August 6, 2003

Gonna Sit Right Down and Write New Hampshire a Letter

I'm quite happy with tonight's Dean Meetup at Gua-Rapo in Arlington. Jill and I showed up a little after 7pm and signed in then waited in line for the slow barmaid to get a couple of beers. We retreated to a corner to drink and wait for the meeting to start. Compared to my experience with meetings in the District, this was was more staid and leisurely--and not so chaotic. It's not that the District meetings are bad; it's just a stylistic thing, where I like the ability to actually hear what's being said rather than being in a group for a group's sake.
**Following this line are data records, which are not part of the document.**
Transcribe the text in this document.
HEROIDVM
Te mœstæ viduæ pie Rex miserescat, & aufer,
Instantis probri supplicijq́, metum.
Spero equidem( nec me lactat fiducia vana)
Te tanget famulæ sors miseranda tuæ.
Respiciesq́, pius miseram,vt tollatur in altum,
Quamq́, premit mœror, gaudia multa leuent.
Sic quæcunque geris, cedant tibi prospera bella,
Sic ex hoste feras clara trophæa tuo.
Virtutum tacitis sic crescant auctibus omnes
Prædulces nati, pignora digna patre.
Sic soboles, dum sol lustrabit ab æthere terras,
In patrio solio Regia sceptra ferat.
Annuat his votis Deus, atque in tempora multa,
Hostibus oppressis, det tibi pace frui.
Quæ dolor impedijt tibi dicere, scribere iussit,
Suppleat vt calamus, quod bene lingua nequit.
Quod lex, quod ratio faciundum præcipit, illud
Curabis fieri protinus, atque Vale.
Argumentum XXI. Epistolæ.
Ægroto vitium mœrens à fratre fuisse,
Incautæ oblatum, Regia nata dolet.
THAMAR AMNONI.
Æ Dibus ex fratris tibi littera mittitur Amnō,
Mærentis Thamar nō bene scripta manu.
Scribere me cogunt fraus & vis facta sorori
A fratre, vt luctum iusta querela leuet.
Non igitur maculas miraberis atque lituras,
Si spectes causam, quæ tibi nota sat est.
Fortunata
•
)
A couple of older women joined us in the corner and we struck up a conversation with them. Most of the meetups I've been to have been populated by the young professional crowd, so I was intrigued to find out more about these ladies. Although I never caught a name, in response to my question about how politically active they were, one regaled me with her history of working for Senator Kennedy's campaign (and she meant J.F.K., not Bobby or Teddy), then working in both the Kennedy and Johnson administrations, as well as at the U.S. Agency for International Development.

Then the meeting started. I snapped a couple of pictures to add to the Meetup photo blog. Most of the talk was about the upcoming appearance by Dean on August 23 in Falls Church as part of his "Sleepless Summer" tour, telling people what they can do to help out (phone bank, ticket sales [tickets?], stage set-up). Then there was talk about house parties, like the one we attended last week. Finally came the time I had been waiting for: the letter writing to people in New Hampshire.

Glen Engel-Cox in the act of writing a letter to New Hampshire for Howard Dean
Yours truly in the act of composition (note a fellow sufferer in the background)

The personal letter writing campaign isn't getting much media attention, according to Jill, but it strikes me as a perfect example of how the Dean campaign is putting its grassroots power at work. The idea is simple: the campaign sends out addresses, blank envelopes and stationary, a small flyer, and a stamp, and asks that Meetup attendees write a personal letter to someone in Iowa or New Hampshire explaining why the Meetup person is excited about Dean. Now, there's something like 77,000 people signed up for Meetup, and if only a third of them actually attend a meeting, and if only half of them writer a letter, we're still talking something like 15,000 personal letters. Some people write more than one (people were encourage to write two, as the packets had two addresses each--I ended up writing three, Jill wrote one). Some people take addresses home with them and write on their own stationary and use their own postage.

I wanted to really grab the attention of my intended recipient with my first letter, so I started it off like this:

Dear Kathleen, You don't know me, but you should know Howard Dean!

(Click on the image for the full letter as well; address removed to protect the recipient's privacy.) With each letter, my handwriting got smaller as I tried to put more of my true enthusiasm for Dean, and my dismay at Bush, into them.

The letter writing campaign is the perfect activity for Meetup, where most of the attendees are there because they are already committed to the campaign (so don't really need more info about the candidate, at least not the kind that has to be screamed out over a crowd) and likely have already contributed or can't afford to. What they do have is time--else they couldn't attend a Meetup--and energy, and what better use for both of those resources than the art of making personal contacts, one-to-one, between confirmed supportors and possible supporters. As our Canadian friends would say, "Beauty, eh?"

I'll go out on a limb here and predict that Dean Meetups will surpass 100,000 registrants by the next monthly meeting because of this very real, practical and useful role that the campaign has found for its grassroot supporters. Most of us support Howard Dean because we think we can make a difference, and if it's one letter at a time, so be it.